Publié par le sénateur Grant Mitchell le 12 novembre 2008
Lors des dernières élections fédérales, M. Harper a annoncé que, sous un gouvernement conservateur, il présenterait des mesures législatives autorisant l’emprisonnement à vie de jeunes de 14 ans. Ces mesures, ainsi que ses charges contre les arts et la culture, ciblaient une partie très précise de l’électorat. Comme on pouvait s’y attendre, cette façon de faire n’a pas fonctionné. Non seulement cela n’a pas fonctionné, mais comme ce fut le cas des déclarations sur l’art et la culture, cela a irrité beaucoup de Canadiens. Tout comme moi, un grand nombre de Canadiens n’arrivaient pas à comprendre comment l’emprisonnement de jeunes rendrait notre beau pays plus sûr.
Les conservateurs ont-ils des statistiques sur le petit nombre de crimes commis au pays par des jeunes de 14 ans?
Comment un jeune assez irréfléchi pour tuer quelqu’un pourrait-il avoir la maturité ou la capacité suffisante pour comprendre qu’il risque une peine d’emprisonnement à vie, ou, s’il le comprend, pour s’en préoccuper?

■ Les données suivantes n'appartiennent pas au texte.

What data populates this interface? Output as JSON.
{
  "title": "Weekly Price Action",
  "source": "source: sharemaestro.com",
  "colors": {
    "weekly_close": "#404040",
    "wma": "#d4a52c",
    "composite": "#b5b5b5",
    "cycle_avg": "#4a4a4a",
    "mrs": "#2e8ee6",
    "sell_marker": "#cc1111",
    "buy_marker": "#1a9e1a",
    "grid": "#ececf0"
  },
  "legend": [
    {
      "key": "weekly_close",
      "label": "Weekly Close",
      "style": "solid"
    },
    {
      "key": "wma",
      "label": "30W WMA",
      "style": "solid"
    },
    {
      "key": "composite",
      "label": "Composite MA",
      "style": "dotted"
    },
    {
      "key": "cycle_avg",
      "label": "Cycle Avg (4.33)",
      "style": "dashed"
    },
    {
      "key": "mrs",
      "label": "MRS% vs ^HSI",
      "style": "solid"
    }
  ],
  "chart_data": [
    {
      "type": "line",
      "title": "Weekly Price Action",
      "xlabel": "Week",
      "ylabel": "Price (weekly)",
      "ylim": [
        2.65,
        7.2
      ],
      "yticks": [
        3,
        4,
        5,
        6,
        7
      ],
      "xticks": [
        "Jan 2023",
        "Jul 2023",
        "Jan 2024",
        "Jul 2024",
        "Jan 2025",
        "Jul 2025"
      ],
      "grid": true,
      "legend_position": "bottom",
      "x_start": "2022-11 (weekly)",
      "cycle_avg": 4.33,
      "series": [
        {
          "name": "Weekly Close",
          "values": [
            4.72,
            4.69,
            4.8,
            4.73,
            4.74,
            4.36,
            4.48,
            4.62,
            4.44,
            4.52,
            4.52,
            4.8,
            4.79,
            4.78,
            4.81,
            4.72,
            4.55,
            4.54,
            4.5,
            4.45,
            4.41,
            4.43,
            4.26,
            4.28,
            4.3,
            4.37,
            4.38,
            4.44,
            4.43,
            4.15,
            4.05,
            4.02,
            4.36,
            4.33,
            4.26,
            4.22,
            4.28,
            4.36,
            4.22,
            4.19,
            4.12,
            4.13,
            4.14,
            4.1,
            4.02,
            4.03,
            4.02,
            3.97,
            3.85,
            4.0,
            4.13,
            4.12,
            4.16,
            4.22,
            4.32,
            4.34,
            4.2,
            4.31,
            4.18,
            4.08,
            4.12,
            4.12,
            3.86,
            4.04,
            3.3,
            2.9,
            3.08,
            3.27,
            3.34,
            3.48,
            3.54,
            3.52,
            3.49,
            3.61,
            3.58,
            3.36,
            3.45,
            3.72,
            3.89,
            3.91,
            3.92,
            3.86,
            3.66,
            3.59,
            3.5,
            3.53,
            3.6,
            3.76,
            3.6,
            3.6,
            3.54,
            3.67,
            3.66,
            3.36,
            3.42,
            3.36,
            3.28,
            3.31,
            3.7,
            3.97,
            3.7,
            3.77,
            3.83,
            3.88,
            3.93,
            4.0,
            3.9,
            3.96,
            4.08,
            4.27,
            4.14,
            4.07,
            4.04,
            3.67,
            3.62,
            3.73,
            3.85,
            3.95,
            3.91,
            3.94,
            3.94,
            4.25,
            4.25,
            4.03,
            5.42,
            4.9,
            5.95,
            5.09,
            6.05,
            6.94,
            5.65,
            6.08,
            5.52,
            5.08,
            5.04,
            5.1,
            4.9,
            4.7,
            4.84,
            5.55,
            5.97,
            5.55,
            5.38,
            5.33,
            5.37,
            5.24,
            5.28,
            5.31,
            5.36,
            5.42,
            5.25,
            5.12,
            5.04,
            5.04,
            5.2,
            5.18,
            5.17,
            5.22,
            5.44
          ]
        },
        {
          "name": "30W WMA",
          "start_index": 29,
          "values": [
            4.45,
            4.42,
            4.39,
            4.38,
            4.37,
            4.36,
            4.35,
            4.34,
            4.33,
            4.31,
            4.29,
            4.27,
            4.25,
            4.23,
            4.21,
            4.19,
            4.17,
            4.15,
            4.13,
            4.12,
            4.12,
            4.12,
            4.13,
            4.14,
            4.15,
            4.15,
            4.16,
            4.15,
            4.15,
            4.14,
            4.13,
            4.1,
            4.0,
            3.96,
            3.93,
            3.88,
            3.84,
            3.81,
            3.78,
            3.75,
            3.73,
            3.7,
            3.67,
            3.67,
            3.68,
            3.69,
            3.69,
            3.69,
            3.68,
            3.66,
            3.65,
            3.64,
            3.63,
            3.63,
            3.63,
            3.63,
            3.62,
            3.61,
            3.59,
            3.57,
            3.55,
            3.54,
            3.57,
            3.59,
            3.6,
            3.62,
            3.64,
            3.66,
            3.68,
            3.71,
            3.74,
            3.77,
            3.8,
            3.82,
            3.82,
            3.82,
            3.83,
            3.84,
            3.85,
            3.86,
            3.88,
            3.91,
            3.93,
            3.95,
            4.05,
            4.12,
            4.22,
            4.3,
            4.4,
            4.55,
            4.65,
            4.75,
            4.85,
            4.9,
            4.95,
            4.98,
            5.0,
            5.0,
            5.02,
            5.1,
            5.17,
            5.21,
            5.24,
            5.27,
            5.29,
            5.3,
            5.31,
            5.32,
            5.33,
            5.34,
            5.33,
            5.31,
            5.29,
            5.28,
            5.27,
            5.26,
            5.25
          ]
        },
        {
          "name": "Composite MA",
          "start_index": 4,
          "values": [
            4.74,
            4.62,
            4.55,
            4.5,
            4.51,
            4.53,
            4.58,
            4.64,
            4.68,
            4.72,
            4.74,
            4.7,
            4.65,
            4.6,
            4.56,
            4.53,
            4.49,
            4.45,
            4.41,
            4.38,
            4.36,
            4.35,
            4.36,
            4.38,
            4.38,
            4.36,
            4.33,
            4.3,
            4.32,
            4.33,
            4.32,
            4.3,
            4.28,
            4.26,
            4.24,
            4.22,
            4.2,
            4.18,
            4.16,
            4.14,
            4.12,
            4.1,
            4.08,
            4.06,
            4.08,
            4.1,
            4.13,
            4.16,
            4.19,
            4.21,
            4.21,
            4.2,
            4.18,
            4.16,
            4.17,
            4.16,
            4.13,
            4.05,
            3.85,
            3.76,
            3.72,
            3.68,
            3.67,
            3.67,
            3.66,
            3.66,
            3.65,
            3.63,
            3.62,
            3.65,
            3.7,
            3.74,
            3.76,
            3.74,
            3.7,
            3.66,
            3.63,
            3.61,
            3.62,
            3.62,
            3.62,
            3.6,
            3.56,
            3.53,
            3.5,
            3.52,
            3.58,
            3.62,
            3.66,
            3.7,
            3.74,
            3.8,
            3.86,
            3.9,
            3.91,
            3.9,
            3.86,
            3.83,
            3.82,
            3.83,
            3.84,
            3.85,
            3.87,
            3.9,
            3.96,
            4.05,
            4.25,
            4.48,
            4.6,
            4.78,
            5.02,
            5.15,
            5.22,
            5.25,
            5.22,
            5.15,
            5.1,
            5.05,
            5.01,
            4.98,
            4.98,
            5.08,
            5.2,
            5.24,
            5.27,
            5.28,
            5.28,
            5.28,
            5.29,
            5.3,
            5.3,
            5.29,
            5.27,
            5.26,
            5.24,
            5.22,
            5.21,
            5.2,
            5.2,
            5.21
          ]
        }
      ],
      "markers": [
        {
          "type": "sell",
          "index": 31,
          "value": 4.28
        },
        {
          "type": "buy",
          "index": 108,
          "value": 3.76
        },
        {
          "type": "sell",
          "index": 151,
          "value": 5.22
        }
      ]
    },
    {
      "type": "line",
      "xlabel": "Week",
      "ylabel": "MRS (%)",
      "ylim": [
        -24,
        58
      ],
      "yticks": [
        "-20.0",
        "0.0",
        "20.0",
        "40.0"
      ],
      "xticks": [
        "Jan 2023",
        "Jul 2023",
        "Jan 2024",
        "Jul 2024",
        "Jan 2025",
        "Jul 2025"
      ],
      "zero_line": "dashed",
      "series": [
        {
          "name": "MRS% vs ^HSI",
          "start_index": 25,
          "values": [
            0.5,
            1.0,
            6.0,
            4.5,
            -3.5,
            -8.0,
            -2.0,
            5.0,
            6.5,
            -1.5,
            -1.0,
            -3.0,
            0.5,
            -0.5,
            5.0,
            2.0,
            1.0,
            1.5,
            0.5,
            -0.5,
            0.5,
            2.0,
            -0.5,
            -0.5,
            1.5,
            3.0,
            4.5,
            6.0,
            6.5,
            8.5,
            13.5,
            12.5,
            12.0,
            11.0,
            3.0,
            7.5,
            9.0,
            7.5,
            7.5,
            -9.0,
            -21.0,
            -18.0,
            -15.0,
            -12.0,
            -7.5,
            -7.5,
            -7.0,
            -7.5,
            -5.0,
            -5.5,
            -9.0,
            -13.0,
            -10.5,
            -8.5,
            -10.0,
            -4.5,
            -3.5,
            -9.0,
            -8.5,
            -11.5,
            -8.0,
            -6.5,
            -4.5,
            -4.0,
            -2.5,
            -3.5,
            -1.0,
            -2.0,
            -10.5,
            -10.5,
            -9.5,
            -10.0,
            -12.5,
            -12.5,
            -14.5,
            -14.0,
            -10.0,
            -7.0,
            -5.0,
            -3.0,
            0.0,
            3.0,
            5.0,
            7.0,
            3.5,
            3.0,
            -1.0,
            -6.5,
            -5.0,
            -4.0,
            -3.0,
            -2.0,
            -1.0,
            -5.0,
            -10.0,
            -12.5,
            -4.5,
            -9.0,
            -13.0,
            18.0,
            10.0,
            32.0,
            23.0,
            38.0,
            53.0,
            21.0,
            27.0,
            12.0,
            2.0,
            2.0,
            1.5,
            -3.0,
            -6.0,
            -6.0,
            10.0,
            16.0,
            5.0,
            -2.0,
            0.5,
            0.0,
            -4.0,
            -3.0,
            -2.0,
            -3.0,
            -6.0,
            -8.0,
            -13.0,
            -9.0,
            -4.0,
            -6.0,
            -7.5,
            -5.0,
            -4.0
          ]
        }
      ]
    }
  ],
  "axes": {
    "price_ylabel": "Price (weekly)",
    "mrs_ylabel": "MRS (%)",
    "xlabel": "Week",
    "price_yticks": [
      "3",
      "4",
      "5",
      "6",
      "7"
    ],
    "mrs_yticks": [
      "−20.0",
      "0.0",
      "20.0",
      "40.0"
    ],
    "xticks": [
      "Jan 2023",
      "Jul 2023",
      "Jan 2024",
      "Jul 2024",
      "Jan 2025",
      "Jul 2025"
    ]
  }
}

Dans un élan d’hypocrisie, le gouvernement a fait passer de 14 à 16 ans l’âge du consentement aux activités sexuelles parce que les jeunes de 14 ans n’ont pas la maturité suffisante pour évaluer les conséquences de ce genre de décisions. Or, le gouvernement Harper veut maintenant réduire l’âge auquel le système judiciaire peut traiter un jeune comme un adulte. Il a donc conclu que le même jeune aurait la maturité suffisante pour évaluer les conséquences d’un crime violent. Il s’agit d’une extrapolation directe selon laquelle un jeune de 14 ans a la maturité suffisante pour être traité comme un adulte par le système judiciaire. Par conséquent, à quel moment le gouvernement leur permettra-t-il de conduire une voiture, de boire de l’alcool, de s’engager dans l’armée et de voter? C’est peut-être pour cela qu’ils considèrent qu’Omar Khadr n’est pas un enfant-soldat.
Le gouvernement a-t-il songé à ce qui arriverait à un jeune emprisonné avec des criminels endurcis adultes? J’ai déjà entendu dire que la prison est une « école du crime » pour les jeunes détenus, alors imaginez s’ils sont « élevés » en prison.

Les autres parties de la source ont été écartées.